Gebt den Bankangestellten mehr!
Bankentarif
Hauptsache Planungssicherheit
Von Anna Sleegers
Jedes Land hat so seine Brauchtümer. Manche schön, wie das Mittsommerfest der Skandinavier. Andere weniger, wie der „Government Shutdown“, in den der Streit zwischen Repräsentantenhaus, Senat und dem US-Präsidenten über zusätzliche Haushaltsmittel münden kann. Hierzulande gehören die von lautstarkem Geklapper begleiteten Tarifverhandlungen zu den weniger erquicklichen Ritualen. Aktuell sind unter anderem die Tarifverträge der rund 140.000 Beschäftigten der privaten Banken an der Reihe.
Selbstverständnis der Banker hat sich verändert
Die Zeiten, in denen sich die Bankangestellten zu fein waren, wie die Beschäftigten des produzierenden Gewerbes lautstark einen „ordentlichen Schluck aus der Pulle“ zu fordern, sind vorbei. Automatisierung, Fusionitis und zunehmend auch die Verdichtung des Arbeitsdrucks infolge von Stellenstreichungen haben längst auch in den Banken ein Bewusstsein dafür geschaffen, dass es sinnvoll ist, für seine Interessen einzustehen.
Gewerkschaften mussten diesmal nicht lange zappeln
So forderten die Gewerkschaften die Gegenseite nach diversen Streikaufrufen und Protestaktionen bei den Banken am Wochenende auf, endlich ein Angebot auf den Tisch zu legen. Dass dieses umgehend folgte, ist die echte Überraschung dieser Tarifverhandlungen. Noch nie in der Geschichte des Banktarifs war die Spanne, in der die Arbeitgeber die Gegenseite haben zappeln lassen, so kurz.

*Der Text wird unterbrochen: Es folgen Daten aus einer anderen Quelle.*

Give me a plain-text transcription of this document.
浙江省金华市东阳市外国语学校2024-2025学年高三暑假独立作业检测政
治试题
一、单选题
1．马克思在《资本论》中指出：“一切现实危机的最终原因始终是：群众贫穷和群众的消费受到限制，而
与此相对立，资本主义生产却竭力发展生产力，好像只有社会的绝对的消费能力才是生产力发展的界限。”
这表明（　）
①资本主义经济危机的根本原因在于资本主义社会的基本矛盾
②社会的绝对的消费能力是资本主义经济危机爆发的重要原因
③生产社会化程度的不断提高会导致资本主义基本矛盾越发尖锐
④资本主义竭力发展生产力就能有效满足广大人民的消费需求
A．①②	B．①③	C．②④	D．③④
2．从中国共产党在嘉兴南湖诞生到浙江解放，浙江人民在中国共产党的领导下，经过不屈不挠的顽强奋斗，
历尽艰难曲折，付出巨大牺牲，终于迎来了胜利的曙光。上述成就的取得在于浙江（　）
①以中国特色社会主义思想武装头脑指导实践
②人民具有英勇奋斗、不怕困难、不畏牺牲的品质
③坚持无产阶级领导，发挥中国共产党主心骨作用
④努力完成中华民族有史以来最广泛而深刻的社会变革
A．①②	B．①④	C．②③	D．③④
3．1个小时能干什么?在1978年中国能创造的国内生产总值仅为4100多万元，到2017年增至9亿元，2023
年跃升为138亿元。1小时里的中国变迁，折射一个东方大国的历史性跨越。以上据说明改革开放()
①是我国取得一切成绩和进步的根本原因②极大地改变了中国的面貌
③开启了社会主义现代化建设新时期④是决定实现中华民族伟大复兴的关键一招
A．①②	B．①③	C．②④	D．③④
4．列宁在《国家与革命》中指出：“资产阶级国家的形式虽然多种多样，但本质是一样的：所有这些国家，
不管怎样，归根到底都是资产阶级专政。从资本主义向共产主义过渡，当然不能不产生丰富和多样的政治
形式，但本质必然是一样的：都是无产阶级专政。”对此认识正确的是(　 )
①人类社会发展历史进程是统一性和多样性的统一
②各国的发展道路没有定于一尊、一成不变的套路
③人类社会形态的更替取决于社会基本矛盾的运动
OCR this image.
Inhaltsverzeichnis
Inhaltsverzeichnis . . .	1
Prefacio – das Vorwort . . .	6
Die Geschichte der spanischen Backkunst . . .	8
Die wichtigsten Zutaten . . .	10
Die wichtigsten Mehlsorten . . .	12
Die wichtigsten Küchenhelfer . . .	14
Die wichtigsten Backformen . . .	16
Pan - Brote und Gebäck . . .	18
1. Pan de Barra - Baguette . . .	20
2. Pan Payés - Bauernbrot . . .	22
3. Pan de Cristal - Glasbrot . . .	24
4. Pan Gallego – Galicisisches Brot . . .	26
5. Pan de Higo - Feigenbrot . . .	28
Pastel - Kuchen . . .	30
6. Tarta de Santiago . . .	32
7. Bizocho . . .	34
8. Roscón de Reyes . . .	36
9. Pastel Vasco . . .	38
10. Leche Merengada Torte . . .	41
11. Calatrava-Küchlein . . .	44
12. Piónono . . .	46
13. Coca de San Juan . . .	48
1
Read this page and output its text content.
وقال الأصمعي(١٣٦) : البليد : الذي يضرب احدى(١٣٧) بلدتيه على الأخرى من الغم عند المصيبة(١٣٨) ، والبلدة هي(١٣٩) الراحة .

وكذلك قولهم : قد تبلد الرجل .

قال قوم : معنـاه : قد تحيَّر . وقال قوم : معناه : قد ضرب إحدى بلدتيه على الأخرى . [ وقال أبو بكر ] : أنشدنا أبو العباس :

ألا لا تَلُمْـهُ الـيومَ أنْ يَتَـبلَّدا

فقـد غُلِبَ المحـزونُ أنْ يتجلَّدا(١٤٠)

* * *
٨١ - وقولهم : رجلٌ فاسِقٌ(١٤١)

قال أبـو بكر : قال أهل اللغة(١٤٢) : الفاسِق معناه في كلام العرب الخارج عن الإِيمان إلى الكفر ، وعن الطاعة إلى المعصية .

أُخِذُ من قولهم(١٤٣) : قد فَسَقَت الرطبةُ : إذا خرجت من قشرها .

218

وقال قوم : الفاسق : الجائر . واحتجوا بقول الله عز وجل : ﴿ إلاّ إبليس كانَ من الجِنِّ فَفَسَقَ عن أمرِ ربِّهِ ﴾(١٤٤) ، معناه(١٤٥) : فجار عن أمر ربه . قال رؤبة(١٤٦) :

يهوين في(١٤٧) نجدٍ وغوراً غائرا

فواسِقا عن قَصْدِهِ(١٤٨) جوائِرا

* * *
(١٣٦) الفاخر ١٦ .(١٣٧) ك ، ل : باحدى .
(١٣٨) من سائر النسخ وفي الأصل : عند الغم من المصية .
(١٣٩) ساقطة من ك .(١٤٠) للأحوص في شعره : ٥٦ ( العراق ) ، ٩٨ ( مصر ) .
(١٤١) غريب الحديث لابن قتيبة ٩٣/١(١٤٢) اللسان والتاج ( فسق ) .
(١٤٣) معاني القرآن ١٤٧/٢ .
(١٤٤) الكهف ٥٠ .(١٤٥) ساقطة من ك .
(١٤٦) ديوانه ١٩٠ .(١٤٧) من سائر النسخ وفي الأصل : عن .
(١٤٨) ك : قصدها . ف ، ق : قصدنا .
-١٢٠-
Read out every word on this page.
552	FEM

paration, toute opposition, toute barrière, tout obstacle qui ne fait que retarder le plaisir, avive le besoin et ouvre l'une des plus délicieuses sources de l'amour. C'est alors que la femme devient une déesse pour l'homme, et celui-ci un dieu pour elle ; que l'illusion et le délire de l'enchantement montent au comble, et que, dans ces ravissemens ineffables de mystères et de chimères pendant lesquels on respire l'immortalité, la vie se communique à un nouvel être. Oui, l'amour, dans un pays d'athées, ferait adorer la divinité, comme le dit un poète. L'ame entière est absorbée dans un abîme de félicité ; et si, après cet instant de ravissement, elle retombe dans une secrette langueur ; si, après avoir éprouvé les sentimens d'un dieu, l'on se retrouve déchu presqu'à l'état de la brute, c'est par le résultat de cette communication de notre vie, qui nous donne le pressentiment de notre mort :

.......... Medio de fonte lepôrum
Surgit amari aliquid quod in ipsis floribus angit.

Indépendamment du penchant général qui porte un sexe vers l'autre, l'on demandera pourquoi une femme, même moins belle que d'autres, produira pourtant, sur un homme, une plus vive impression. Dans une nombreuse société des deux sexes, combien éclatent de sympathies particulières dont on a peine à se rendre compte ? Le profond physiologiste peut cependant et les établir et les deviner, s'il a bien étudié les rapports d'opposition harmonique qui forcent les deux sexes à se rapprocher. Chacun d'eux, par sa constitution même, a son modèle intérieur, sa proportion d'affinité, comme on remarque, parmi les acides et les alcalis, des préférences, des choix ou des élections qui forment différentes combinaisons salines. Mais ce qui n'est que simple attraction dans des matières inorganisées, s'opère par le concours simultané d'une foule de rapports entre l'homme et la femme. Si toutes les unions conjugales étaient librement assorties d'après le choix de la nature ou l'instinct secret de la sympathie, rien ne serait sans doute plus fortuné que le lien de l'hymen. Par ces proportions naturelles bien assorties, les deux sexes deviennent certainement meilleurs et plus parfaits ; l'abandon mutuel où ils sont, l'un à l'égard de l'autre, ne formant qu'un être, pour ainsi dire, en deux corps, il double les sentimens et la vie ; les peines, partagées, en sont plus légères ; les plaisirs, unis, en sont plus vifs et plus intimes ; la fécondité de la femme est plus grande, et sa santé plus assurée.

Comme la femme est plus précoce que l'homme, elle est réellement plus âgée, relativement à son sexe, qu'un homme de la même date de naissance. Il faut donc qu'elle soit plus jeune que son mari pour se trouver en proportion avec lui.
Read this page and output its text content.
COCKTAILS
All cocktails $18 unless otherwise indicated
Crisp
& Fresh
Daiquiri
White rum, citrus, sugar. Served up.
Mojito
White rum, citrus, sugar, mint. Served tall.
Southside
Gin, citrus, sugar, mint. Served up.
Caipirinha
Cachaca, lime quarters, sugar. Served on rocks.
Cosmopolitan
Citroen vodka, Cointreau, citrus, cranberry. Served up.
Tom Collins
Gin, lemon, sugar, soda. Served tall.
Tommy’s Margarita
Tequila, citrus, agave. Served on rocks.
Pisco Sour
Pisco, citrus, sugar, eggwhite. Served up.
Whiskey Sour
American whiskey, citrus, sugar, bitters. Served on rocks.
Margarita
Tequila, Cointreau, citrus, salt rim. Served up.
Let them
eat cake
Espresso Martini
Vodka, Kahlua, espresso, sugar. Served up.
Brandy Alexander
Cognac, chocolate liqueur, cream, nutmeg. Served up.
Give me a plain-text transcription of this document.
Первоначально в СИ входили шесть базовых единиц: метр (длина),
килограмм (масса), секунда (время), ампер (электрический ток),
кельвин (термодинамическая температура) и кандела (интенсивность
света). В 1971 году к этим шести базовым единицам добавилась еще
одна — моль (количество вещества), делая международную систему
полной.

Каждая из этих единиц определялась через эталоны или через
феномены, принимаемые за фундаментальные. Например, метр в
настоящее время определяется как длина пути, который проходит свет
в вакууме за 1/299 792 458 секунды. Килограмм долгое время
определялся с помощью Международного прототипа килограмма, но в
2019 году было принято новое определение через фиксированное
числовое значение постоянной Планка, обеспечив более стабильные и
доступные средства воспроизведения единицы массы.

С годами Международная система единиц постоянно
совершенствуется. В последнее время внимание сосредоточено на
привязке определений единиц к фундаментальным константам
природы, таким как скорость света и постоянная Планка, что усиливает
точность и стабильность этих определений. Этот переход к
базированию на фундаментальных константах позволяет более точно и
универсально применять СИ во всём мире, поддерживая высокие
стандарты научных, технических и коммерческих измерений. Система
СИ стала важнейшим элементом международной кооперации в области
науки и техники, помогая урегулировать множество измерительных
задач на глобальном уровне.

Rekordgewinne schaffen Luft nach oben
Nun mag man einwenden, dass die vom AGV Banken gebotenen 8,5% weit abweichen von den zweistelligen Forderungen von Verdi und der Kleingewerkschaft DBV. Nachdem die steigenden Zinsen nahezu allen Kreditinstituten Rekordergebnisse in die Kassen gespült haben, dürfte da aber noch Luft nach oben sein. Umso mehr, als die galoppierende Inflation den Beschäftigten nach dem letzten Tarifabschluss im Jahr 2022 eine deutliche Reallohneinbuße beschert hat.
Planungssicherheit dank langer Laufzeit
Eine Kröte schlucken müssen die Gewerkschaften allerdings bei der Laufzeit. Das dürfte ihnen wehtun. Gerade nach den schlechten Erfahrungen mit dem letzten Abschluss. Nicht ohne Grund basieren ihre Forderungen auf Laufzeiten von bestenfalls zwölf Monaten. Je länger die Laufzeit, desto größer die Unwägbarkeiten. Doch in diesem Punkt sollten die Banken hart bleiben. Denn sie brauchen vor allem eines: Planungssicherheit. Sonst wird es schwierig, die Investitionen in IT und Personalgewinnung zu stemmen, die es braucht, um den Fachkräftemangel zu bewältigen.
Nach zuletzt hohen Gewinnen sollten sich die privaten Banken beim Lohnplus nicht lumpen lassen. Hart zu bleiben, gilt es bei der Laufzeit des Tarifvertrags.